Pendant que le royaume était en décadence, les rois fainéants se contentaient de boire, manger et s’amuser, complètement inconscients de ce qui se passait dans le pays.

De nos jours, en Guadeloupe, nous avons des élus qui ressemblent à ces rois fainéants. Ils cumulent plusieurs mandats électifs, auxquels, il faut ajouter, pour certains, des postes d’administrateurs. Pour rester au pouvoir, ils organisent des fêtes, des boire et manger, ils sont très généreux avec leur clientèle électorale avec l’argent du contribuable. N’ayant qu’une seule préoccupation, le pouvoir et ses privilèges, ils sont présents dans toutes les manifestations sportives (avec une prédilection pour les sports les plus populaires), aux élections de miss, au carnaval…Ils ne ratent pas une veillée, surtout si le défunt est issu d’une famille porteuse de voix…Ils sont partout… pour se faire voir.
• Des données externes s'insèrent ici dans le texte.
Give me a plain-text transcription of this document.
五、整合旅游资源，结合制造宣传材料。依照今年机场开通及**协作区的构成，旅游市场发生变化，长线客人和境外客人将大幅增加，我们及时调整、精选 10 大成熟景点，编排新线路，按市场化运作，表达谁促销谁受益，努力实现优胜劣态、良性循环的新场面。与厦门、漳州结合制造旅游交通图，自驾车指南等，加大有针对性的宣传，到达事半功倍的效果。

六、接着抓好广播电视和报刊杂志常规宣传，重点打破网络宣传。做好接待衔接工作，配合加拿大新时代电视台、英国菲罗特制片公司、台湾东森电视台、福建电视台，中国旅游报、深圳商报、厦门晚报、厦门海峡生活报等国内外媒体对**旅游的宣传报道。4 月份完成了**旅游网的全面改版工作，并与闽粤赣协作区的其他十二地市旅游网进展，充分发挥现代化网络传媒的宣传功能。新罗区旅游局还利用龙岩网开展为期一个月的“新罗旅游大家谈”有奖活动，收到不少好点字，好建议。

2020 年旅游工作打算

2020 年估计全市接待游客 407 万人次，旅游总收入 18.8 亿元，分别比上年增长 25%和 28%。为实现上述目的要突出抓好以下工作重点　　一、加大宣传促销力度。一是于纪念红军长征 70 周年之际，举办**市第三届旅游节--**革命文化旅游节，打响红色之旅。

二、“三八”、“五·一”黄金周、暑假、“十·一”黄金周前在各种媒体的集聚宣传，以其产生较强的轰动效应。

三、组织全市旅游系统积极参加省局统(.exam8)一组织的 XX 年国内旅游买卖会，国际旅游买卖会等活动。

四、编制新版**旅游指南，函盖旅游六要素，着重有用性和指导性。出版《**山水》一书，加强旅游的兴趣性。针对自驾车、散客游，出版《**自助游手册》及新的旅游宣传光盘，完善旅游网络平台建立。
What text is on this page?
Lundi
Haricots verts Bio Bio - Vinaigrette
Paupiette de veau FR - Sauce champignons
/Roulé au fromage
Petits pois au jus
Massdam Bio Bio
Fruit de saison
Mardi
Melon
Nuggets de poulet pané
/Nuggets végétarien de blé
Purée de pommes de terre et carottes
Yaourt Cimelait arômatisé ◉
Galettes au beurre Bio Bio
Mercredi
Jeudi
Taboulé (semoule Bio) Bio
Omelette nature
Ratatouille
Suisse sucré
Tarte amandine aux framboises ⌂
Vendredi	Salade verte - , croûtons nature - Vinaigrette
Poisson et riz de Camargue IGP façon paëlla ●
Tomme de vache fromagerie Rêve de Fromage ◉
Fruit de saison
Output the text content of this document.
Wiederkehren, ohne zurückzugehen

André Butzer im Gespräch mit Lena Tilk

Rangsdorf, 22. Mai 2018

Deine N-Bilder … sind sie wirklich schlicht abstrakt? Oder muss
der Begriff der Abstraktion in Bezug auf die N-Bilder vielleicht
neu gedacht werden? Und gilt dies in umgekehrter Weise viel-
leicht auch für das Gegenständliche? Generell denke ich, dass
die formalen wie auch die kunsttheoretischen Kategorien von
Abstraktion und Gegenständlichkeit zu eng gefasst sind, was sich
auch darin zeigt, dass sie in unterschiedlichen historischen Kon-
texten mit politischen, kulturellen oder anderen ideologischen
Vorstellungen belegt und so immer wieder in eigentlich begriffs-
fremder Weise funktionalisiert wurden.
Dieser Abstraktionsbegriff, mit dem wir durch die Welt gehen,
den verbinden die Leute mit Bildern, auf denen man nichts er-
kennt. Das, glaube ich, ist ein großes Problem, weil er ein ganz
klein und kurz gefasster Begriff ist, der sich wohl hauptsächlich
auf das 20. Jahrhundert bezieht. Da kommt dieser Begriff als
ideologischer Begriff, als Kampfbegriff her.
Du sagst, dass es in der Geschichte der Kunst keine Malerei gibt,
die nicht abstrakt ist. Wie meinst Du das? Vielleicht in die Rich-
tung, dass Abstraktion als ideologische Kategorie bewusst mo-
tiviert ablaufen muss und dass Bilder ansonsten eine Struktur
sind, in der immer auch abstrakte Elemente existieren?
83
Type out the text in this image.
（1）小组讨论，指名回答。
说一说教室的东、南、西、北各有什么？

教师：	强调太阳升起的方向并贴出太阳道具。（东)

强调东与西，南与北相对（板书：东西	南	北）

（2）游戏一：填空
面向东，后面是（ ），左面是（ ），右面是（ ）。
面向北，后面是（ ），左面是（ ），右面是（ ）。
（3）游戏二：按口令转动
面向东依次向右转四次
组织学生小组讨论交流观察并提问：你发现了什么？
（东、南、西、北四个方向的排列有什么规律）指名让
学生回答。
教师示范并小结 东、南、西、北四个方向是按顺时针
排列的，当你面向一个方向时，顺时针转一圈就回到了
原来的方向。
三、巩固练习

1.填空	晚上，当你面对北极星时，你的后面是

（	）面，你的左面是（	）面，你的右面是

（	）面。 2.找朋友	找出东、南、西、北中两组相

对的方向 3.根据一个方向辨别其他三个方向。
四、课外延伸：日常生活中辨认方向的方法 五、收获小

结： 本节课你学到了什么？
Bref, ils soignent une popularité factice qui n’est basée que sur « panem et circences » (du pain et des jeux). D’ailleurs quand ils ne sont plus au pouvoir, ils sombrent dans l’anonymat le plus total.

Comme une journée n’a que 24 heures, pour tout le monde, ils n’ont pas le temps d’étudier les dossiers. Quand, ils sont députés, ils ne lisent pas les projets de loi. Ils se contentent de voter OUI s’ils sont dans la majorité présidentielle, et NON s’ils sont dans l’opposition. Jamais, ils ne déposent un amendement sur un sujet essentiel.

Comble de l’ironie, ils osent faire des communiqués contestant telle ou telle mesure qu’ils ont votée à l’Assemblée Nationale.

Ainsi, nous avons entendu, ces derniers temps, nos rois fainéants s’indigner, (après coup) à la demande de certains chefs d’entreprises, contre une disposition de la nouvelle loi sur l’octroi de mer.

Il faut savoir, que les différentiels d’octroi de mer et les exonérations fonctionnent dans les bilans des entreprises locales, comme de véritables allègements de charges. Pour l’ensemble des entreprises, un rapport considère que ces « aides » représentent environ 40 millions d’euros pour la Guadeloupe. Comme le montant des aides est plafonné, certaines entreprises seront peut-être amenées à rembourser. Mi babe !

S’ils avaient lu mon livre sur l’octroi de mer, paru en 2006, nos rois fainéants auraient pu déposer un amendement pour contrer certaines mesures scélérates contenues dans cette loi.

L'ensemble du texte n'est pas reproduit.